Contrordine compagni. Non c’è più il pensiero unico, ce ne sono almeno due. Calma e gesso, si sta parlando della riforma del cinema e dell’audiovisivo in discussione presso la competente commissione del Senato. Infatti, la discussione ruotava attorno al disegno di legge di Rosa Di Giorgi (sottoscritto da numerosi esponenti del partito democratico) – in presenza pure dell’articolato di Francesco Giro di fede pidiellina – frutto di un lungo lavoro istruttorio.

Modello di riferimento è quello francese, fondato su un centro nazionale per la cinematografia che integra e supera le strutture ministeriali. Si aggiunge nell’ipotesi Di Giorgi la «tassa di scopo», vale a dire il prelievo percentuale sui biglietti, e soprattutto sui proventi degli editori televisivi, nonché dei gestori telefonici e dei fornitori di servizi di comunicazione on line: gli «Over the top», vale a dire gli imperi digitali come Google.

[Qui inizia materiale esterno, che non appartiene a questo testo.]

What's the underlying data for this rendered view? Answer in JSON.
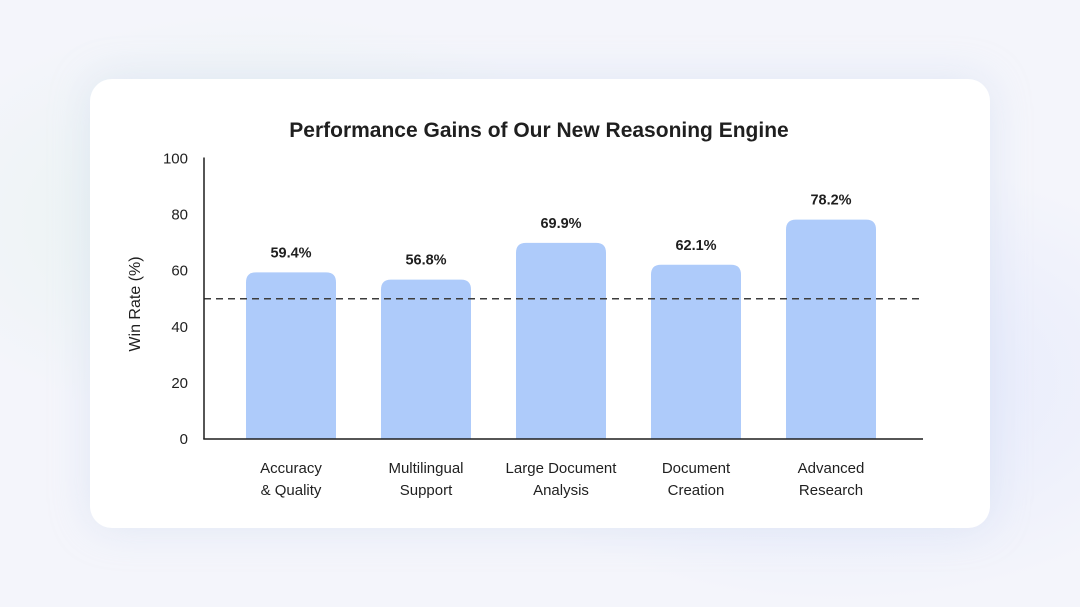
{
  "colors": {
    "bar": "#aecbfa",
    "axis": "#1f1f1f",
    "reference_line": "#3c3c3c",
    "card_background": "#ffffff"
  },
  "chart_data": {
    "type": "bar",
    "title": "Performance Gains of Our New Reasoning Engine",
    "ylabel": "Win Rate (%)",
    "xlabel": "",
    "ylim": [
      0,
      100
    ],
    "yticks": [
      0,
      20,
      40,
      60,
      80,
      100
    ],
    "categories": [
      [
        "Accuracy",
        "& Quality"
      ],
      [
        "Multilingual",
        "Support"
      ],
      [
        "Large Document",
        "Analysis"
      ],
      [
        "Document",
        "Creation"
      ],
      [
        "Advanced",
        "Research"
      ]
    ],
    "values": [
      59.4,
      56.8,
      69.9,
      62.1,
      78.2
    ],
    "data_labels": [
      "59.4%",
      "56.8%",
      "69.9%",
      "62.1%",
      "78.2%"
    ],
    "reference_line": {
      "y": 50,
      "style": "dashed"
    },
    "grid": false,
    "legend": "none"
  }
}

Lacunoso qua e là, come sui temi dell’introduzione larga della didattica dei testi, incerto sul delicato aspetto della redistribuzione delle risorse: però un punto di partenza. Tale da fare immaginare possibile un’uscita dal vuoto pluriennale di una normativa di sistema, che risale alla legge (Corona) 1213 del 1965: un anno d’amore, cantava Mina; e c’erano ancora i Beatles.

Nel frattempo è cambiato il mondo.

Insomma, pur con riserve e necessarie modifiche, la strada sembrava spianata. Del resto il ddl data 24 marzo 2015.

E, invece, ecco arrivare il governo, con un dispositivo decisamente oppositivo. Sparisce il centro nazionale, viene sostituito il prelievo sui «ricchi» con una quota delle imposte – la fiscalità generale – a carico dei protagonisti del settore (ma non gli «Over the top»), si riduce al 15% del totale il flusso verso le opere a minor certezza di successo. Non meno di 400 milioni di euro in tutto, si dice. Non granché, visto che oggi affluiscono al comparto circa 240 milioni (77 dal fondo dello spettacolo e il resto dal tax credit). E varie altre differenze. Naturalmente, con molteplici (25?) decreti attuativi.

Quasi un anno dopo, il governo smentisce di fatto la sua stessa maggioranza, suscitando amarezza e sconforto nella quasi totalità delle associazioni interessate (a cominciare dall’Anac e dai 100 autori), salvo forse l’organizzazione dei produttori.
Il rischio concreto è che ora il processo legislativo si interrompa o che si ribalti l’ordine degli addendi, essendo la proposta del ministro Franceschini un collegato della manovra economica, quindi formalmente prioritaria. Sarà praticabile una convergenza? Senza un chiarimento politico vero non c’è da sperarci troppo. Del resto, già nelle due precedenti legislature tentativi di riforma (Colasio, Franco) progenitori dell’attuale testo parlamentare si impantanarono dopo incoraggianti inizi. Ovviamente, non c’è da augurarselo.

Tuttavia, è doverosa una scelta netta.

Dire «cinema» nell’era delle svariate piattaforme digitali significa evocare contenuti e qualità. «Cinema» non è solo un medium, bensì anche un’opzione culturale che attraversa, sostanzia l’insieme dei mezzi tecnici.

Significa mettere fine all’egemonia della televisione generalista, che ha occupato l’immaginario collettivo, tra l’altro saccheggiando il patrimonio: solo la Rai nel 2015 ha trasmesso 2.873 film -278 Rai1 (46 nel prime time), 1.425 Rai2 (56) e 1.170 (100) Rai3- di cui solo il 40% italiani ed europei.

Ecco perché il cinema fiction e documentario ha bisogno di riconquistare centralità. Per dare anima e memoria alla società dell’informazione.